A key individual and underwriting manager who was debarred for allegedly submitting false insurance claims has failed to convince the Financial Services Tribunal (FST) that the decision warrants revisiting.
The South African Short Term Underwriting Agency, better known as SASTUA, summarily dismissed the KI, “RH”, in March this year and debarred him the following month.
According to SASTUA, RH issued several insurance policies in the name of his partner without disclosing the claims history. These policies were issued under First Step Insurance Brokers (Pty) Ltd without their knowledge or consent.
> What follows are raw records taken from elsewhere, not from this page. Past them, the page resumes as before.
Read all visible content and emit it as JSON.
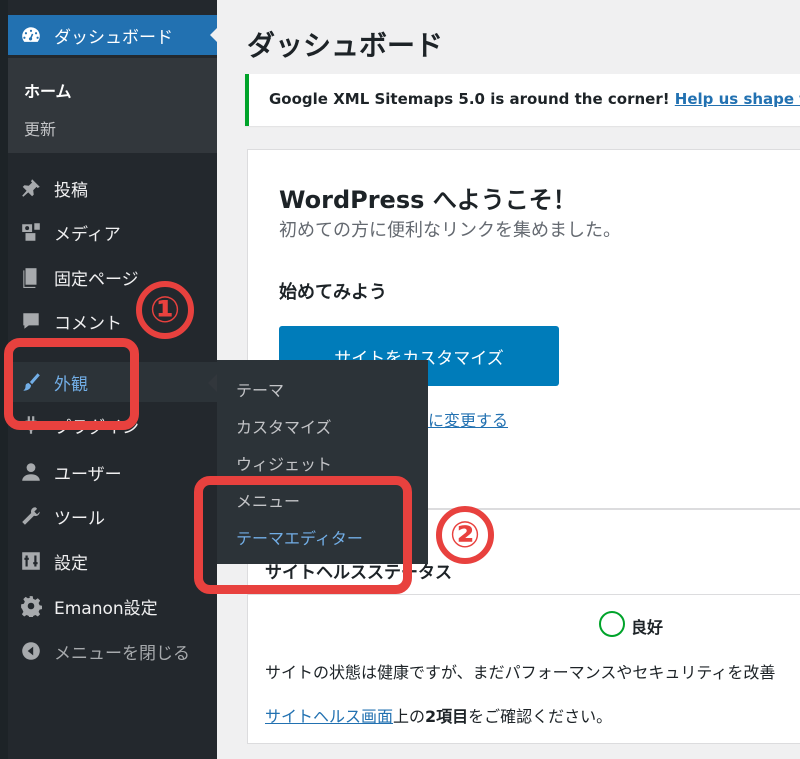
{
  "sidebar": {
    "dashboard": "ダッシュボード",
    "home": "ホーム",
    "update": "更新",
    "items": [
      {
        "label": "投稿",
        "icon": "pin-icon"
      },
      {
        "label": "メディア",
        "icon": "media-icon"
      },
      {
        "label": "固定ページ",
        "icon": "page-icon"
      },
      {
        "label": "コメント",
        "icon": "comment-icon"
      },
      {
        "label": "外観",
        "icon": "brush-icon"
      },
      {
        "label": "プラグイン",
        "icon": "plugin-icon"
      },
      {
        "label": "ユーザー",
        "icon": "user-icon"
      },
      {
        "label": "ツール",
        "icon": "wrench-icon"
      },
      {
        "label": "設定",
        "icon": "settings-icon"
      },
      {
        "label": "Emanon設定",
        "icon": "gear-icon"
      },
      {
        "label": "メニューを閉じる",
        "icon": "collapse-icon"
      }
    ]
  },
  "flyout": {
    "items": [
      "テーマ",
      "カスタマイズ",
      "ウィジェット",
      "メニュー",
      "テーマエディター"
    ]
  },
  "main": {
    "title": "ダッシュボード",
    "notice": {
      "text": "Google XML Sitemaps 5.0 is around the corner! ",
      "link": "Help us shape th"
    },
    "welcome": {
      "title": "WordPress へようこそ！",
      "subtitle": "初めての方に便利なリンクを集めました。",
      "heading": "始めてみよう",
      "button": "サイトをカスタマイズ",
      "link": "に変更する"
    },
    "health": {
      "title": "サイトヘルスステータス",
      "status": "良好",
      "description": "サイトの状態は健康ですが、まだパフォーマンスやセキュリティを改善",
      "link": "サイトヘルス画面",
      "link_suffix_1": "上の",
      "link_suffix_bold": "2項目",
      "link_suffix_2": "をご確認ください。"
    }
  },
  "annotations": {
    "one": "①",
    "two": "②"
  },
  "colors": {
    "sidebar_bg": "#23282d",
    "accent": "#2271b1",
    "active_link": "#72aee6",
    "annotation_red": "#e8413e",
    "health_good": "#00a32a"
  }
}
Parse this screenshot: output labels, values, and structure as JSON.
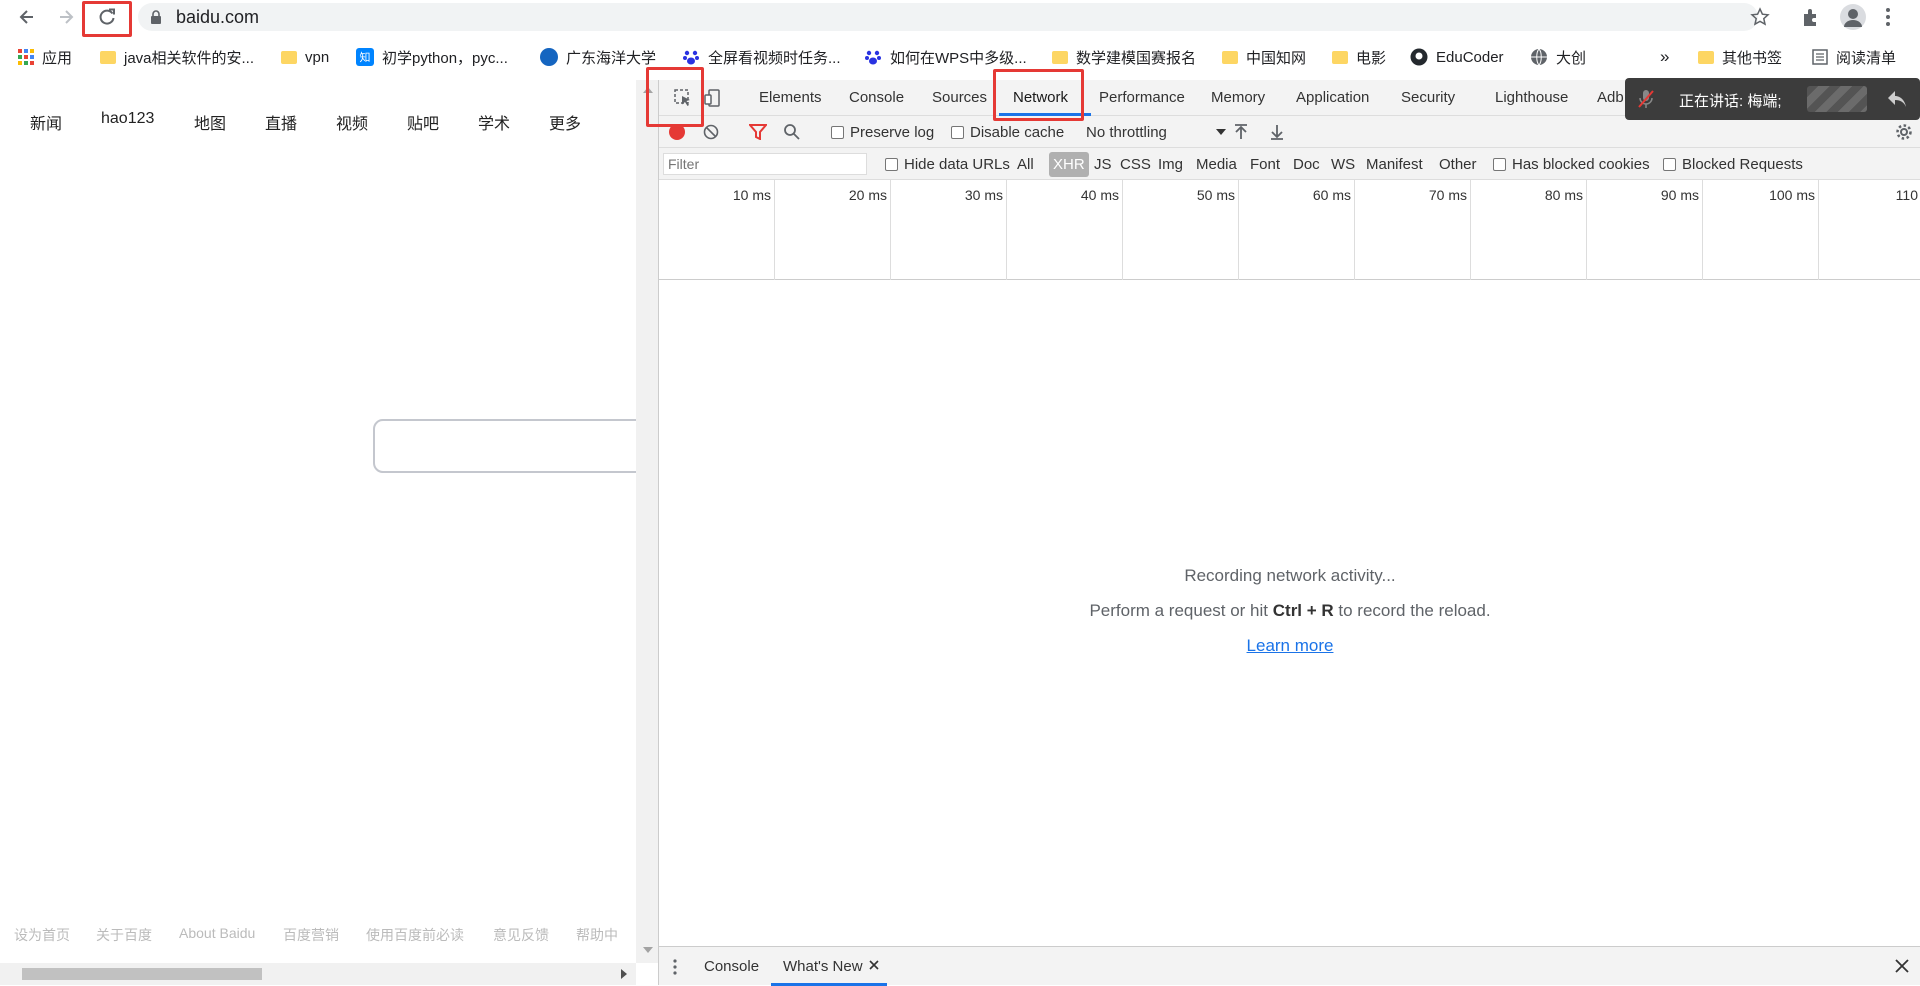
{
  "browser": {
    "url": "baidu.com",
    "bookmarks": [
      {
        "label": "应用",
        "icon": "apps-grid-icon"
      },
      {
        "label": "java相关软件的安...",
        "icon": "folder-icon"
      },
      {
        "label": "vpn",
        "icon": "folder-icon"
      },
      {
        "label": "初学python，pyc...",
        "icon": "zhihu-icon",
        "badge": "知"
      },
      {
        "label": "广东海洋大学",
        "icon": "university-icon"
      },
      {
        "label": "全屏看视频时任务...",
        "icon": "baidu-paw-icon"
      },
      {
        "label": "如何在WPS中多级...",
        "icon": "baidu-paw-icon"
      },
      {
        "label": "数学建模国赛报名",
        "icon": "folder-icon"
      },
      {
        "label": "中国知网",
        "icon": "folder-icon"
      },
      {
        "label": "电影",
        "icon": "folder-icon"
      },
      {
        "label": "EduCoder",
        "icon": "github-icon"
      },
      {
        "label": "大创",
        "icon": "globe-icon"
      }
    ],
    "overflow": "»",
    "other_bookmarks": "其他书签",
    "reading_list": "阅读清单"
  },
  "page": {
    "nav": [
      "新闻",
      "hao123",
      "地图",
      "直播",
      "视频",
      "贴吧",
      "学术",
      "更多"
    ],
    "footer": [
      "设为首页",
      "关于百度",
      "About Baidu",
      "百度营销",
      "使用百度前必读",
      "意见反馈",
      "帮助中"
    ]
  },
  "devtools": {
    "tabs": [
      "Elements",
      "Console",
      "Sources",
      "Network",
      "Performance",
      "Memory",
      "Application",
      "Security",
      "Lighthouse",
      "Adb"
    ],
    "active_tab": "Network",
    "preserve_log": "Preserve log",
    "disable_cache": "Disable cache",
    "throttling": "No throttling",
    "filter_placeholder": "Filter",
    "hide_data_urls": "Hide data URLs",
    "types": [
      "All",
      "XHR",
      "JS",
      "CSS",
      "Img",
      "Media",
      "Font",
      "Doc",
      "WS",
      "Manifest",
      "Other"
    ],
    "active_type": "XHR",
    "has_blocked_cookies": "Has blocked cookies",
    "blocked_requests": "Blocked Requests",
    "ticks": [
      "10 ms",
      "20 ms",
      "30 ms",
      "40 ms",
      "50 ms",
      "60 ms",
      "70 ms",
      "80 ms",
      "90 ms",
      "100 ms",
      "110"
    ],
    "empty_line1": "Recording network activity...",
    "empty_line2_pre": "Perform a request or hit ",
    "empty_line2_key": "Ctrl + R",
    "empty_line2_post": " to record the reload.",
    "learn_more": "Learn more",
    "drawer_tabs": [
      "Console",
      "What's New"
    ],
    "drawer_active": "What's New"
  },
  "call_banner": {
    "text": "正在讲话: 梅端;"
  },
  "colors": {
    "accent": "#1a73e8",
    "record_red": "#e53935",
    "annotation_red": "#e53935"
  }
}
The underwriting agency also alleged that RH submitted multiple fraudulent claims for the same items under different policies. The same items were insured multiple times and claimed for using identical wording and supporting documents.
RH brought his reconsideration application on procedural and substantive grounds.
His primary grounds for reconsideration related to the fairness of his dismissal and the disciplinary process. He contended that the disciplinary inquiry, which led to his dismissal, was unfair. He argued that the reasons for his dismissal were closely tied to the reasons for his debarment.
RH said he had provided written submissions in response to the grounds for debarment, where he explained and clarified his position. He claimed the debarment process was flawed for not adequately addressing or considering his submissions.
The Tribunal dismissed RH’s procedural grounds for reconsideration, finding that the debarment process was lawful, reasonable, and procedurally fair, in compliance with section 14 of the FAIS Act.
RH had been given proper notice of SASTUA’s intention to debar him. He received a written notice of the allegations against him and was informed of his options: to make written submissions, attend a formal debarment hearing, or decline to participate. RH chose to make written submissions, and by his own admission, he was given the time to respond and confirmed his submission on 22 March 2024.
RH claimed he was not notified of the outcome of the debarment process and only found out about his debarment from a prospective employer. The Tribunal noted that although RH may not have been informed of the specific outcome, the fact that the allegations and findings from the disciplinary inquiry were nearly identical to those in the debarment process meant the reasons for his debarment were clear.
Multiple policies for the same item
SASTUA alleged RH would process a claim with an insurer as a result of damage to goods insured in the name of his partner. Once the insurer had paid compensation or repaired the damaged item, the policy would be cancelled and the same goods were insured under a new policy, whereafter a claim, for purported damage to the same goods, would be instituted with the new insurer. RH, when issuing the new policy, not disclose the previous claims history.
In his defence, RH argued that when he issued the first policy (with Renasa), he was working for both First Step and SASTUA concurrently, and First Step was aware of the initial policy. He suggested that his actions were in line with standard practices, and the claims he processed were valid.
The Tribunal said RH’s defence availed only insofar as the first policy, not the subsequent policies.
It said SASTUA accepted, to an extent, RH’s explanation relating to the Renasa policy and First Step’s knowledge thereof. However, SASTUA denied that First Step was aware of the subsequent policies, and it claimed that RH, in issuing those policies and processing the claims, acted dishonestly.
The FST said its assessment of the policies and the claims supported SASTUA’s allegations.
RH’s partner completed a claim form on 5 August 2022 for damage to certain electronic goods that purportedly occurred on 21 July 2022. The explanation for the damage was that the items were in a bag, which his partner intended to load into his car. He put the bag on the ground and went inside to fetch something. He forgot the bag was behind the vehicle and accidentally reversed over it.
RH’s partner accepted R47 047 as settlement for the damaged goods.
The FST said on 10 February 2023, RH’s partner submitted a claim form for damage to certain goods that purportedly occurred on 29 January 2023. The description of the goods was exactly as on 5 August 2022 – likely copied and pasted from the previous claim form. Moreover, the explanation for the damage was a verbatim account of the explanation advanced in the claim form of in August 2022. RH’s accepted R44 782 in settlement for the damaged goods.
The Tribunal said the schedule provided by SASTUA showed that other items with identical serial numbers were claimed for multiple times under different insurance policies.
In addition, SASTUA produced emails and WhatsApp messages as evidence that RH and a colleague colluded to process false claims.
The Tribunal said it was apparent that RH used his position to process false insurance claims.
“The applicant has not proffered any explanation regarding the evidence produced in support of his dishonesty and impropriety and has not demonstrated that he appreciates the seriousness of the allegations against him in the context of his role and duties as a key individual,” the FST said.